We present a novel trajectory prediction algorithm for pedestrians based on a personality-aware probabilistic feature map. This map is computed using a spatial query structure and each value represents the probability of the predicted pedestrian passing through various positions in the crowd space. We update this map dynamically based on the agents in the environment and prior trajectory of a pedestrian. Furthermore, we estimate the personality characteristics of each pedestrian and use them to improve the prediction by estimating the shortest path in this map. Our approach is general and works well on crowd videos with low and high pedestrian density. We evaluate our model on standard human-trajectory datasets. In practice, our prediction algorithm improves the accuracy by 5-9% over prior algorithms.
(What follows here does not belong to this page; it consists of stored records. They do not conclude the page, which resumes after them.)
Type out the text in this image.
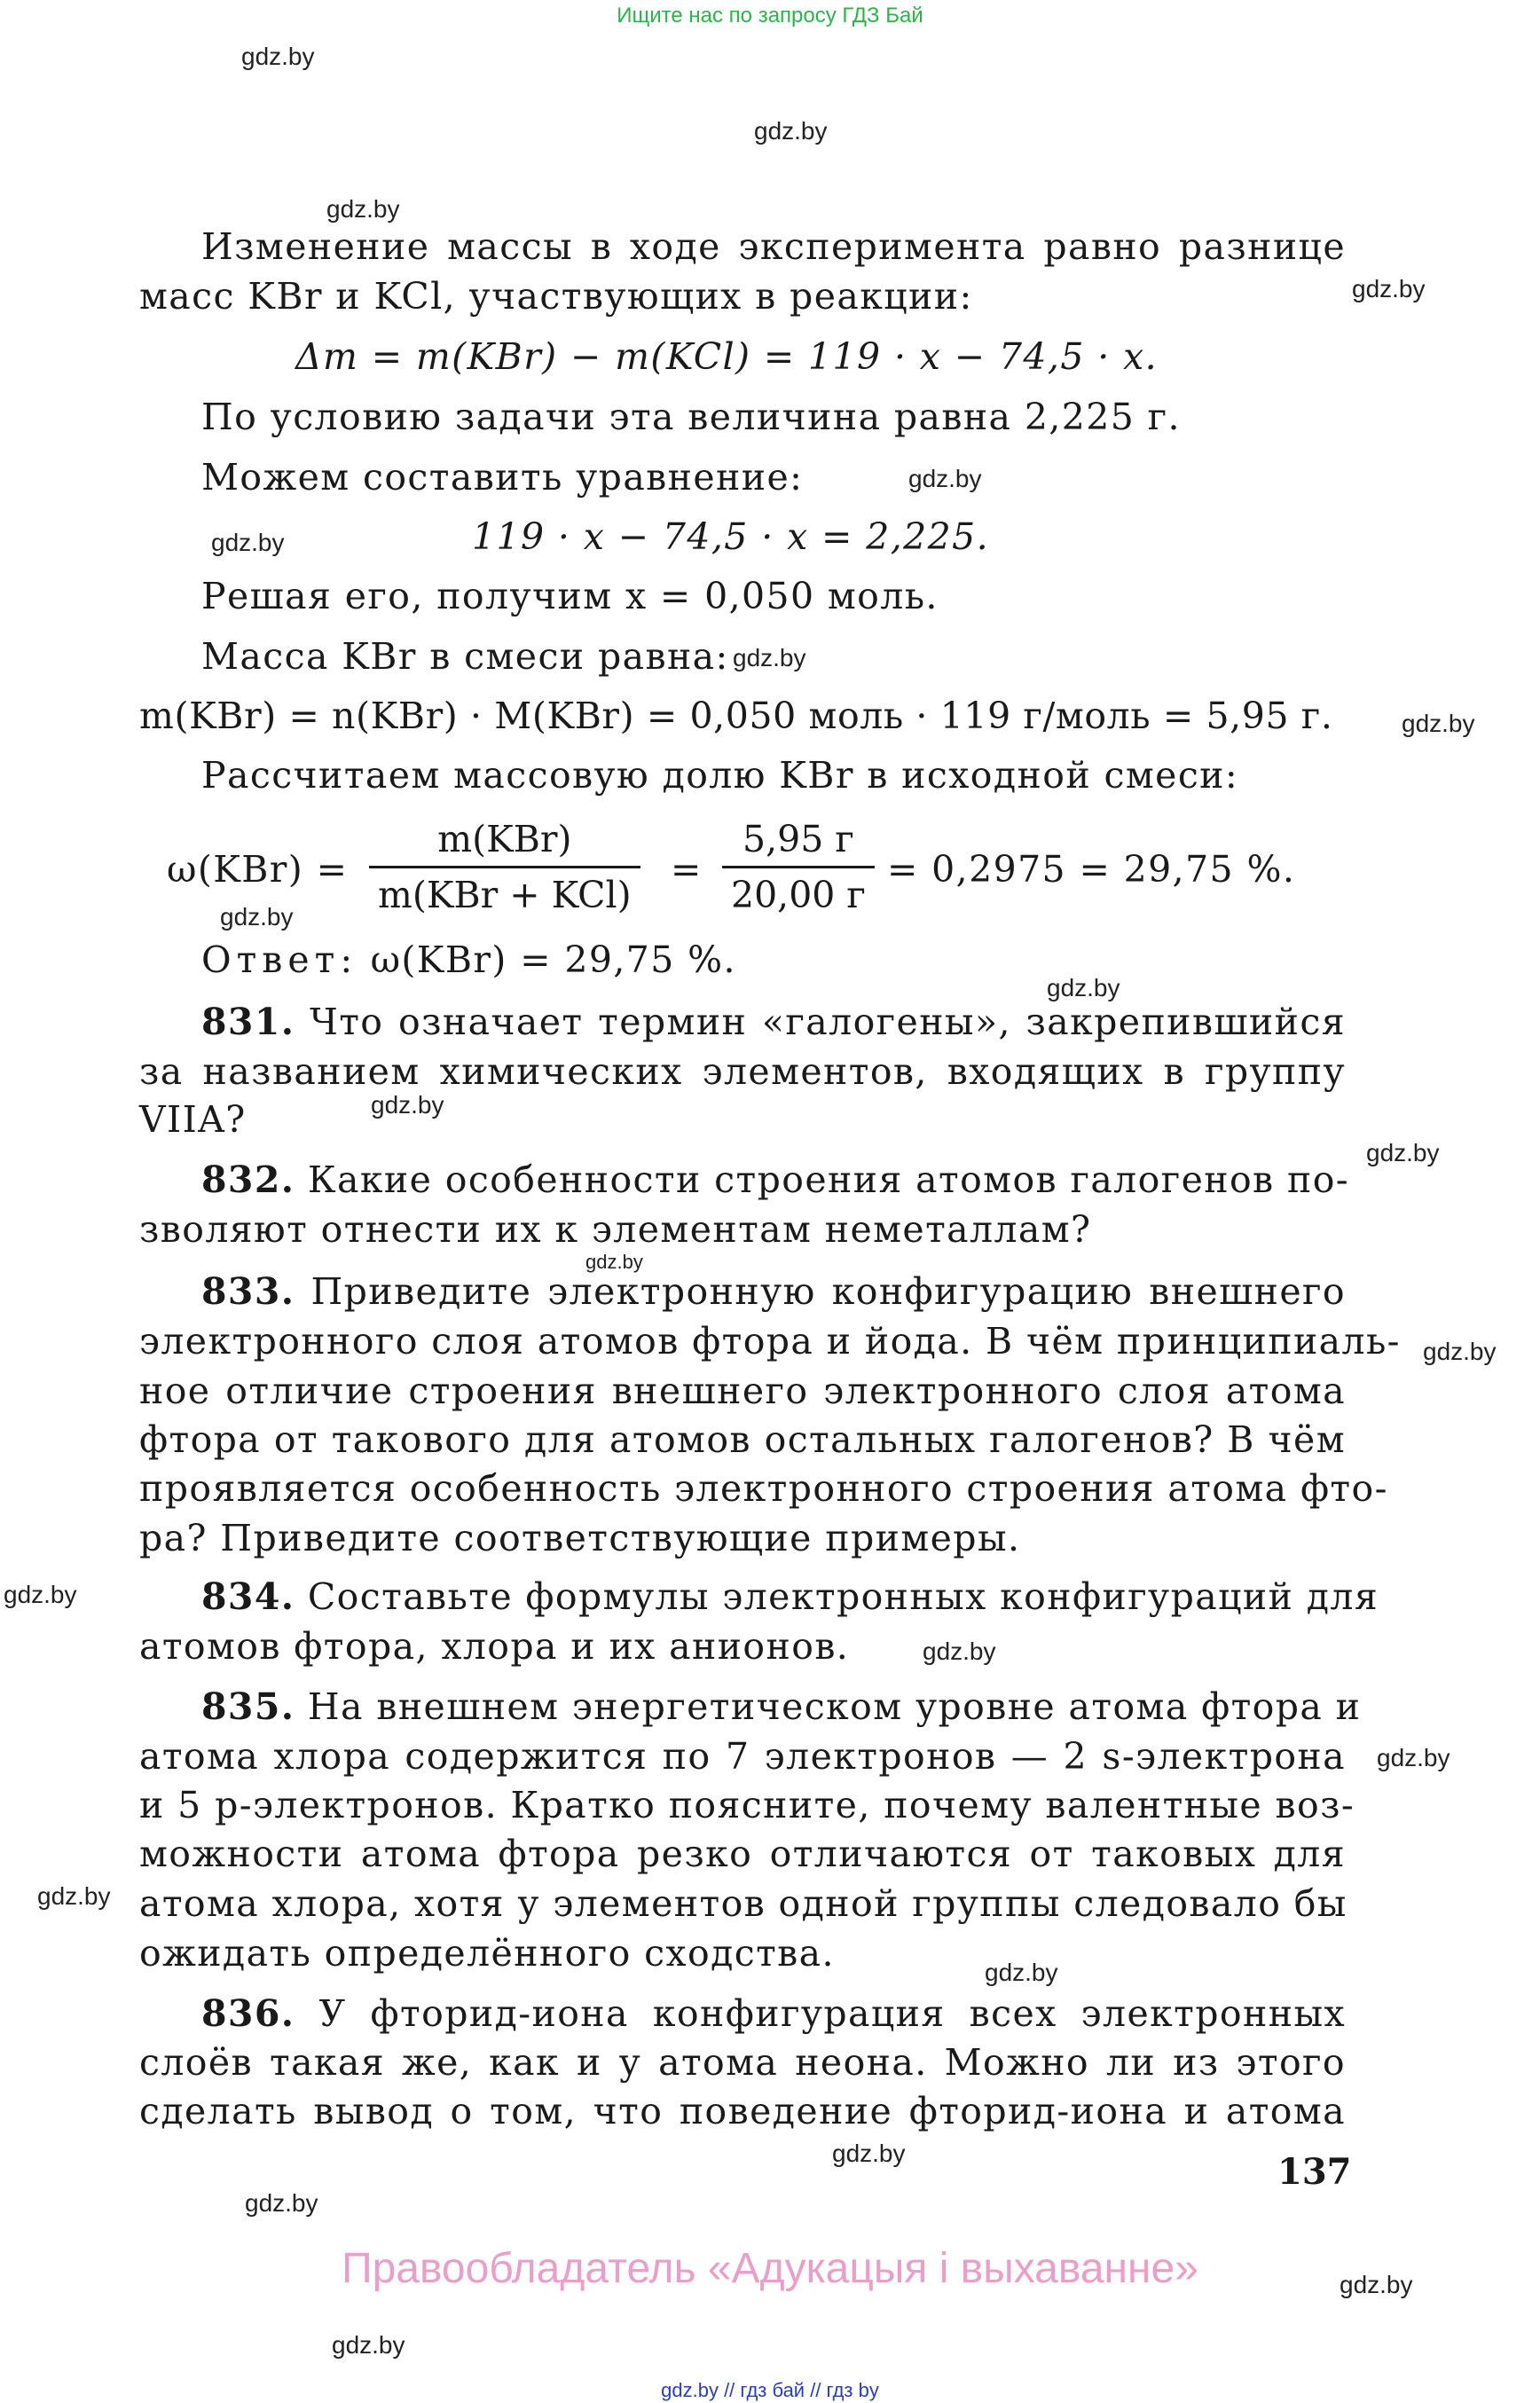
Ищите нас по запросу ГДЗ Бай
gdz.by
gdz.by
gdz.by
gdz.by
gdz.by
gdz.by
gdz.by
gdz.by
gdz.by
gdz.by
gdz.by
gdz.by
gdz.by
gdz.by
gdz.by
gdz.by
gdz.by
gdz.by
gdz.by
gdz.by
gdz.by
gdz.by
gdz.by
Изменение массы в ходе эксперимента равно разнице
масс KBr и KCl, участвующих в реакции:
Δm = m(KBr) − m(KCl) = 119 · x − 74,5 · x.
По условию задачи эта величина равна 2,225 г.
Можем составить уравнение:
119 · x − 74,5 · x = 2,225.
Решая его, получим x = 0,050 моль.
Масса KBr в смеси равна:
m(KBr) = n(KBr) · M(KBr) = 0,050 моль · 119 г/моль = 5,95 г.
Рассчитаем массовую долю KBr в исходной смеси:
ω(KBr) =
m(KBr)
m(KBr + KCl)
=
5,95 г
20,00 г
= 0,2975 = 29,75 %.
Ответ: ω(KBr) = 29,75 %.
831. Что означает термин «галогены», закрепившийся
за названием химических элементов, входящих в группу
VIIA?
832. Какие особенности строения атомов галогенов по-
зволяют отнести их к элементам неметаллам?
833. Приведите электронную конфигурацию внешнего
электронного слоя атомов фтора и йода. В чём принципиаль-
ное отличие строения внешнего электронного слоя атома
фтора от такового для атомов остальных галогенов? В чём
проявляется особенность электронного строения атома фто-
ра? Приведите соответствующие примеры.
834. Составьте формулы электронных конфигураций для
атомов фтора, хлора и их анионов.
835. На внешнем энергетическом уровне атома фтора и
атома хлора содержится по 7 электронов — 2 s-электрона
и 5 p-электронов. Кратко поясните, почему валентные воз-
можности атома фтора резко отличаются от таковых для
атома хлора, хотя у элементов одной группы следовало бы
ожидать определённого сходства.
836. У фторид-иона конфигурация всех электронных
слоёв такая же, как и у атома неона. Можно ли из этого
сделать вывод о том, что поведение фторид-иона и атома
137
Правообладатель «Адукацыя і выхаванне»
gdz.by // гдз бай // гдз by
Chaochao Li, Pei Lv, Dinesh Manocha et al.

Antagonistic crowd behaviors are often observed in cases of serious conflict. Antagonistic emotions, which is the typical psychological state of agents in different roles (i.e. cops, activists, and civilians) in crowd violent scenes, and the way they spread through contagion in a crowd are important causes of crowd antagonistic behaviors. Moreover, games, which refers to the interaction between opposing groups adopting different strategies to obtain higher benefits and less casualties, determine the level of crowd violence. We present an antagonistic crowd simulation model, ACSEE, which is integrated with antagonistic emotional contagion and evolutionary game theories. Our approach models the antagonistic emotions between agents in different roles using two components: mental emotion and external emotion. We combine enhanced susceptible-infectious-susceptible (SIS) and game approaches to evaluate the role of antagonistic emotional contagion in crowd violence. Our evolutionary game theoretic approach incorporates antagonistic emotional contagion through deterrent force, which is modelled by a mixture of emotional forces and physical forces defeating the opponents. Antagonistic emotional contagion and evolutionary game theories influence each other to determine antagonistic crowd behaviors. We evaluate our approach on real-world scenarios consisting of different kinds of agents. We also compare the simulated crowd behaviors with real-world crowd videos and use our approach to predict the trends of crowd movements in violence incidents. We investigate the impact of various factors (number of agents, emotion, strategy, etc.) on the outcome of crowd violence. We present results from user studies suggesting that our model can simulate antagonistic crowd behaviors similar to those seen in real-world scenarios.